CHARLESTON, W.Va. (WSAZ) -- Take a look at the Charleston city code and the maximum first-time punishment for prostitution is up to $500 in fines and 30 days in jail.
However, look at convictions and you'll likely only see one of those.
"For 25 years he was the municipal judge and he never put anyone in jail for the first offense," said Mayor Danny Jones of a friend.
It's for that reason why Jones is proposing a change to the law for first-time offenses.
"We don't want for there to be jail time in that offense," Jones said.
For the reasoning why, you'll have to go back in time to 1972. That's when the U.S. Supreme Court ruled in Argersinger v. Hamlin that anyone facing jail time must have the option to a public defender. That attorney bill gets paid from taxpayer dollars.

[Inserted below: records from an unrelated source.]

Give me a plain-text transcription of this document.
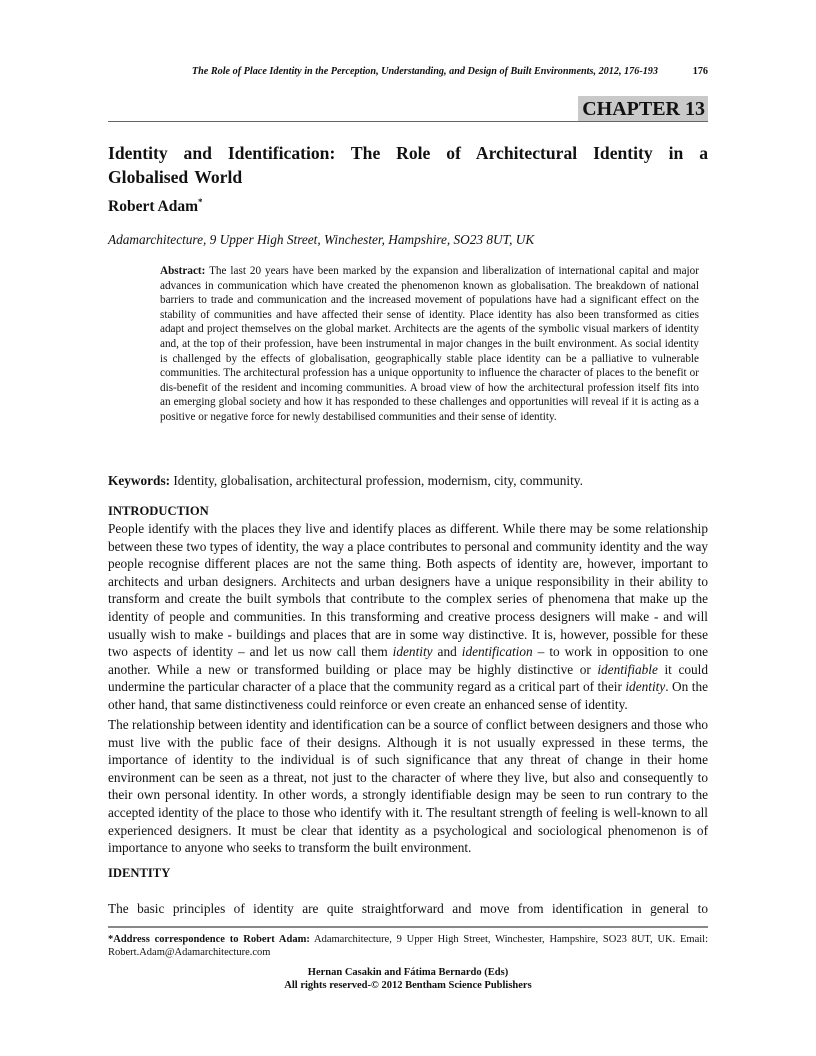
The Role of Place Identity in the Perception, Understanding, and Design of Built Environments, 2012, 176-193	176
CHAPTER 13
Identity and Identification: The Role of Architectural Identity in a Globalised World
Robert Adam*
Adamarchitecture, 9 Upper High Street, Winchester, Hampshire, SO23 8UT, UK
Abstract: The last 20 years have been marked by the expansion and liberalization of international capital and major advances in communication which have created the phenomenon known as globalisation. The breakdown of national barriers to trade and communication and the increased movement of populations have had a significant effect on the stability of communities and have affected their sense of identity. Place identity has also been transformed as cities adapt and project themselves on the global market. Architects are the agents of the symbolic visual markers of identity and, at the top of their profession, have been instrumental in major changes in the built environment. As social identity is challenged by the effects of globalisation, geographically stable place identity can be a palliative to vulnerable communities. The architectural profession has a unique opportunity to influence the character of places to the benefit or dis-benefit of the resident and incoming communities. A broad view of how the architectural profession itself fits into an emerging global society and how it has responded to these challenges and opportunities will reveal if it is acting as a positive or negative force for newly destabilised communities and their sense of identity.
Keywords: Identity, globalisation, architectural profession, modernism, city, community.
INTRODUCTION
People identify with the places they live and identify places as different. While there may be some relationship between these two types of identity, the way a place contributes to personal and community identity and the way people recognise different places are not the same thing. Both aspects of identity are, however, important to architects and urban designers. Architects and urban designers have a unique responsibility in their ability to transform and create the built symbols that contribute to the complex series of phenomena that make up the identity of people and communities. In this transforming and creative process designers will make - and will usually wish to make - buildings and places that are in some way distinctive. It is, however, possible for these two aspects of identity – and let us now call them identity and identification – to work in opposition to one another. While a new or transformed building or place may be highly distinctive or identifiable it could undermine the particular character of a place that the community regard as a critical part of their identity. On the other hand, that same distinctiveness could reinforce or even create an enhanced sense of identity.
The relationship between identity and identification can be a source of conflict between designers and those who must live with the public face of their designs. Although it is not usually expressed in these terms, the importance of identity to the individual is of such significance that any threat of change in their home environment can be seen as a threat, not just to the character of where they live, but also and consequently to their own personal identity. In other words, a strongly identifiable design may be seen to run contrary to the accepted identity of the place to those who identify with it. The resultant strength of feeling is well-known to all experienced designers. It must be clear that identity as a psychological and sociological phenomenon is of importance to anyone who seeks to transform the built environment.
IDENTITY
The basic principles of identity are quite straightforward and move from identification in general to
*Address correspondence to Robert Adam: Adamarchitecture, 9 Upper High Street, Winchester, Hampshire, SO23 8UT, UK. Email: Robert.Adam@Adamarchitecture.com
Hernan Casakin and Fátima Bernardo (Eds)
All rights reserved-© 2012 Bentham Science Publishers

In addition, that possibility for jail time also incurs the option for a jury trial.
According to Jones, wiping out the time behind bars would expedite the entire process.
However, he says the reasoning stems deeper than just a few bucks.

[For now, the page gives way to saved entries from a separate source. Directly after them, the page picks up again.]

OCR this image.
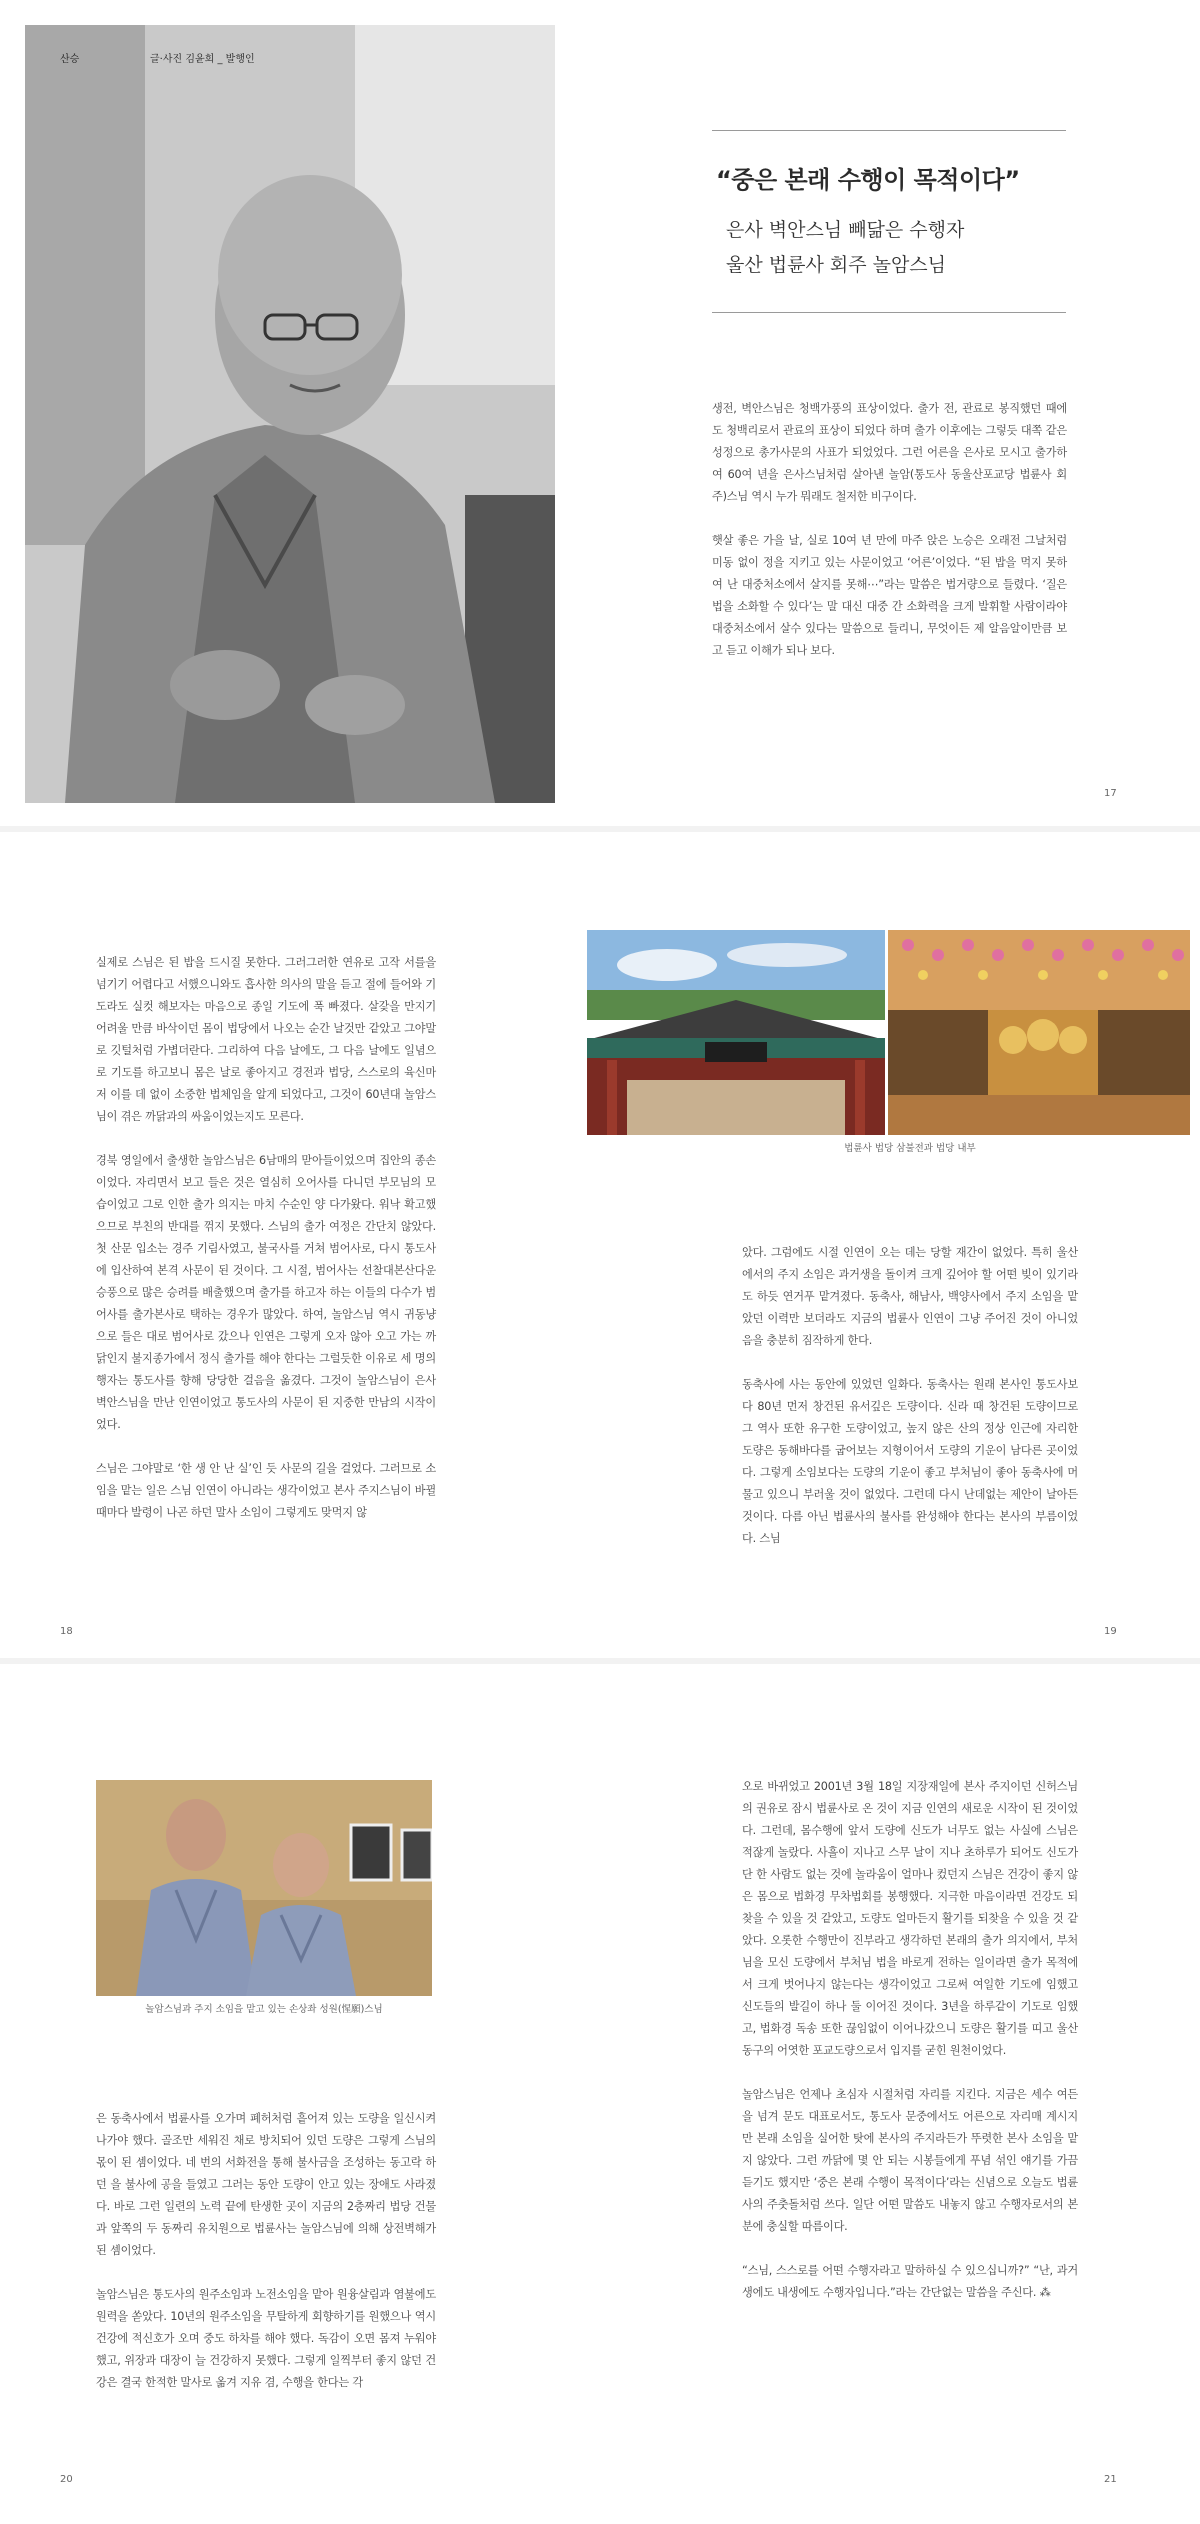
산승	글·사진 김윤희 _ 발행인
“중은 본래 수행이 목적이다”
은사 벽안스님 빼닮은 수행자
울산 법륜사 회주 놀암스님

생전, 벽안스님은 청백가풍의 표상이었다. 출가 전, 관료로 봉직했던 때에도 청백리로서 관료의 표상이 되었다 하며 출가 이후에는 그렇듯 대쪽 같은 성정으로 총가사문의 사표가 되었었다. 그런 어른을 은사로 모시고 출가하여 60여 년을 은사스님처럼 살아낸 놀암(통도사 동울산포교당 법륜사 회주)스님 역시 누가 뭐래도 철저한 비구이다.

햇살 좋은 가을 날, 실로 10여 년 만에 마주 앉은 노승은 오래전 그날처럼 미동 없이 정을 지키고 있는 사문이었고 ‘어른’이었다. “된 밥을 먹지 못하여 난 대중처소에서 살지를 못해⋯”라는 말씀은 법거량으로 들렸다. ‘질은 법을 소화할 수 있다’는 말 대신 대중 간 소화력을 크게 발휘할 사람이라야 대중처소에서 살수 있다는 말씀으로 들리니, 무엇이든 제 알음알이만큼 보고 듣고 이해가 되나 보다.

17

실제로 스님은 된 밥을 드시질 못한다. 그러그러한 연유로 고작 서를을 넘기기 어렵다고 서했으니와도 흡사한 의사의 말을 듣고 절에 들어와 기도라도 실컷 해보자는 마음으로 종일 기도에 푹 빠졌다. 살갗을 만지기 어려울 만큼 바삭이던 몸이 법당에서 나오는 순간 날것만 같았고 그야말로 깃털처럼 가볍더란다. 그리하여 다음 날에도, 그 다음 날에도 일념으로 기도를 하고보니 몸은 날로 좋아지고 경전과 법당, 스스로의 육신마저 이를 데 없이 소중한 법체임을 알게 되었다고, 그것이 60년대 놀암스님이 겪은 까닭과의 싸움이었는지도 모른다.

경북 영일에서 출생한 놀암스님은 6남매의 맏아들이었으며 집안의 종손이었다. 자리면서 보고 들은 것은 열심히 오어사를 다니던 부모님의 모습이었고 그로 인한 출가 의지는 마치 수순인 양 다가왔다. 워낙 확고했으므로 부친의 반대를 꺾지 못했다. 스님의 출가 여정은 간단치 않았다. 첫 산문 입소는 경주 기림사였고, 불국사를 거쳐 범어사로, 다시 통도사에 입산하여 본격 사문이 된 것이다. 그 시절, 범어사는 선찰대본산다운 승풍으로 많은 승려를 배출했으며 출가를 하고자 하는 이들의 다수가 범어사를 출가본사로 택하는 경우가 많았다. 하여, 놀암스님 역시 귀동냥으로 들은 대로 범어사로 갔으나 인연은 그렇게 오자 않아 오고 가는 까닭인지 불지종가에서 정식 출가를 해야 한다는 그럴듯한 이유로 세 명의 행자는 통도사를 향해 당당한 걸음을 옮겼다. 그것이 놀암스님이 은사 벽안스님을 만난 인연이었고 통도사의 사문이 된 지중한 만남의 시작이었다.

스님은 그야말로 ‘한 생 안 난 실’인 듯 사문의 길을 걸었다. 그러므로 소임을 맡는 일은 스님 인연이 아니라는 생각이었고 본사 주지스님이 바뀔 때마다 발령이 나곤 하던 말사 소임이 그렇게도 맞먹지 않

법륜사 법당 삼불전과 법당 내부

았다. 그럼에도 시절 인연이 오는 데는 당할 재간이 없었다. 특히 울산에서의 주지 소임은 과거생을 돌이켜 크게 깊어야 할 어떤 빚이 있기라도 하듯 연거푸 맡겨졌다. 동축사, 해남사, 백양사에서 주지 소임을 맡았던 이력만 보더라도 지금의 법륜사 인연이 그냥 주어진 것이 아니었음을 충분히 짐작하게 한다.

동축사에 사는 동안에 있었던 일화다. 동축사는 원래 본사인 통도사보다 80년 먼저 창건된 유서깊은 도량이다. 신라 때 창건된 도량이므로 그 역사 또한 유구한 도량이었고, 높지 않은 산의 정상 인근에 자리한 도량은 동해바다를 굽어보는 지형이어서 도량의 기운이 남다른 곳이었다. 그렇게 소임보다는 도량의 기운이 좋고 부처님이 좋아 동축사에 머물고 있으니 부러울 것이 없었다. 그런데 다시 난데없는 제안이 날아든 것이다. 다름 아닌 법륜사의 불사를 완성해야 한다는 본사의 부름이었다. 스님

18	19
놀암스님과 주지 소임을 맡고 있는 손상좌 성원(惺願)스님

은 동축사에서 법륜사를 오가며 폐허처럼 흩어져 있는 도량을 일신시켜 나가야 했다. 골조만 세워진 채로 방치되어 있던 도량은 그렇게 스님의 몫이 된 셈이었다. 네 번의 서화전을 통해 불사금을 조성하는 동고락 하던 을 불사에 공을 들였고 그러는 동안 도량이 안고 있는 장애도 사라졌다. 바로 그런 일련의 노력 끝에 탄생한 곳이 지금의 2층짜리 법당 건물과 앞쪽의 두 동짜리 유치원으로 법륜사는 놀암스님에 의해 상전벽해가 된 셈이었다.

놀암스님은 통도사의 원주소임과 노전소임을 맡아 원융살림과 염불에도 원력을 쏟았다. 10년의 원주소임을 무탈하게 회향하기를 원했으나 역시 건강에 적신호가 오며 중도 하차를 해야 했다. 독감이 오면 몸져 누워야 했고, 위장과 대장이 늘 건강하지 못했다. 그렇게 일찍부터 좋지 않던 건강은 결국 한적한 말사로 옮겨 지유 겸, 수행을 한다는 각

오로 바뀌었고 2001년 3월 18일 지장재일에 본사 주지이던 신허스님의 권유로 잠시 법륜사로 온 것이 지금 인연의 새로운 시작이 된 것이었다. 그런데, 몸수행에 앞서 도량에 신도가 너무도 없는 사실에 스님은 적잖게 놀랐다. 사흘이 지나고 스무 날이 지나 초하루가 되어도 신도가 단 한 사람도 없는 것에 놀라움이 얼마나 컸던지 스님은 건강이 좋지 않은 몸으로 법화경 무차법회를 봉행했다. 지극한 마음이라면 건강도 되찾을 수 있을 것 같았고, 도량도 얼마든지 활기를 되찾을 수 있을 것 같았다. 오롯한 수행만이 진부라고 생각하던 본래의 출가 의지에서, 부처님을 모신 도량에서 부처님 법을 바로게 전하는 일이라면 출가 목적에서 크게 벗어나지 않는다는 생각이었고 그로써 여일한 기도에 임했고 신도들의 발길이 하나 둘 이어진 것이다. 3년을 하루같이 기도로 임했고, 법화경 독송 또한 끊임없이 이어나갔으니 도량은 활기를 띠고 울산 동구의 어엿한 포교도량으로서 입지를 굳힌 원천이었다.

놀암스님은 언제나 초심자 시절처럼 자리를 지킨다. 지금은 세수 여든을 넘겨 문도 대표로서도, 통도사 문중에서도 어른으로 자리매 계시지만 본래 소임을 실어한 탓에 본사의 주지라든가 뚜렷한 본사 소임을 맡지 않았다. 그런 까닭에 몇 안 되는 시봉들에게 푸념 섞인 얘기를 가끔 듣기도 했지만 ‘중은 본래 수행이 목적이다’라는 신념으로 오늘도 법륜사의 주춧돌처럼 쓰다. 일단 어떤 말씀도 내놓지 않고 수행자로서의 본분에 충실할 따름이다.

“스님, 스스로를 어떤 수행자라고 말하하실 수 있으십니까?” “난, 과거생에도 내생에도 수행자입니다.”라는 간단없는 말씀을 주신다. ⁂

20	21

"Jail doesn't really do much for them except keep them off the streets for the number of days they're in jail," Jones said of first-offenders.
Jones says second and third-time violators are the real stem of the prostitution problem, and they will still be punished to the full extent of the law.
The issue was tabled at Monday night's city council meeting. It will be brought back up at a later date.